In a different venue it was suggested to me that the group (a university-based
research consortium) NOT have a detailed anti-trust policy. The university's
law firm felt that we would be covered so long as we up front reminded the
participants that they were adults and needed to follow the appropriate
anti-trust laws appropriate to their circumstance and jurisdiction. Saying so
once when they joined was thought to be more than sufficient.
The IETF does not have members, so we do not have the luxury of distinguishing
between members and the unwashed masses.
So, if the anti-trust policy is a one sentence line in the NOTE WELL telling
folks to remember to be law abiding, then I am all for it. If the anti-trust
policy is a statement that must be read before every meeting, call, and email
exchange, and that the IETF is responsible for monitoring mail lists to ensure
that no anti-competitive behavior is occurring, and that the IETF is taking
active measures to halt anti-competitive behavior, like removing emails from
archives, monitoring Jabber sessions and terminating participants in real time,
etc., then I am against it.
On Nov 28, 2011, at 2:27 PM, Ted Hardie wrote:
On Mon, Nov 28, 2011 at 11:10 AM, IETF Chair <chair(_at_)ietf(_dot_)org>
wrote:
Sorry, can you expand on the threat model here? Are we developing one in
order to defend against some specific worry about our not having one?
Because it has become best practice in other SDOs? Because the insurance
agent wishes to see something in particular?

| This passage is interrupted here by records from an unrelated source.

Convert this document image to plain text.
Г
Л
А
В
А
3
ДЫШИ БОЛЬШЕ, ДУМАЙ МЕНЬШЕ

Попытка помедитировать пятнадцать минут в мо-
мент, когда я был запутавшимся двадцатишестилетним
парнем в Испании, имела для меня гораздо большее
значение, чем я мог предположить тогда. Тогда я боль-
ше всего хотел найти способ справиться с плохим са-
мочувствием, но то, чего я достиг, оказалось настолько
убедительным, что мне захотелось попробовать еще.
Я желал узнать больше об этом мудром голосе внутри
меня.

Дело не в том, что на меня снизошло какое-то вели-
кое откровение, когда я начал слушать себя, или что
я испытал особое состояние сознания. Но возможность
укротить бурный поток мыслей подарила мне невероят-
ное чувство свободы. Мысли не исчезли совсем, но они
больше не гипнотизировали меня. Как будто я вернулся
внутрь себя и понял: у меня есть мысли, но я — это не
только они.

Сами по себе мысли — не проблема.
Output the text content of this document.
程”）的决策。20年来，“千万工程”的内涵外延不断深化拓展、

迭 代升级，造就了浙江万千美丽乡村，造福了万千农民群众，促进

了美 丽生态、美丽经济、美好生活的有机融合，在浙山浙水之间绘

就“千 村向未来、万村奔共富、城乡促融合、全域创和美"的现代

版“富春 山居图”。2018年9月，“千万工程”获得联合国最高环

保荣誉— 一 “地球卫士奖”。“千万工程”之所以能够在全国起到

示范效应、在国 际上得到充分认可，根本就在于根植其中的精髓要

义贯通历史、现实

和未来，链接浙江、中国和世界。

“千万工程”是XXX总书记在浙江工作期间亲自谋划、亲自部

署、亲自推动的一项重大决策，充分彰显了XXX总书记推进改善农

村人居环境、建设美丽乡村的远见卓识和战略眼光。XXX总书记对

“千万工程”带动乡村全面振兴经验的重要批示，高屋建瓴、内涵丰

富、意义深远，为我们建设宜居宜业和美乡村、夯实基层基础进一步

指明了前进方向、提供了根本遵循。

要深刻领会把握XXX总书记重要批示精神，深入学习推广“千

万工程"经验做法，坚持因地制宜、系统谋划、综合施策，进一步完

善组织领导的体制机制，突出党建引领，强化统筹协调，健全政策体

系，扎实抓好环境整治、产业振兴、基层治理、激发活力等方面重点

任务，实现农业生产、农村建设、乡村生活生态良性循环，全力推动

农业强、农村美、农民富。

I hesitate to develop something that we have not needed in the past unless
it is clear what benefit it gives us. In particular, if we develop one
without some particular characteristic, do we lose the benefits of being
where we are now?
Recent suits against other SDOs is the source of the concern. The idea is t
make it clear which topics are off limits at IETF meetings and on IETF mail
lists. In this way, if such discussions take place, the good name of the
IETF can be kept clean.
Russ
Hmm, I would characterize our previous policy as a quite public statement
that no one is excluded from IETF discussion and decision making, along with
with reminders that what we are deciding is the technical standard, not the
resulting marketplace. What we can say beyond that without diving into
national specifics is obscure to me.
I agree with Dave that the first work product of an attorney should be a
non-normative explanation to the community of how having such a policy helps
and what it must say in order to get that benefit.
(I have to say that my personal experience is that prophylactic measures
against law suits tend to change the terms of the suits but not their
existence. In this case, suing someone because they did not enforce the
policy or the policy did not cover some specific jurisdiction's requirements
perfectly, seems like the next step. Your mileage may vary.)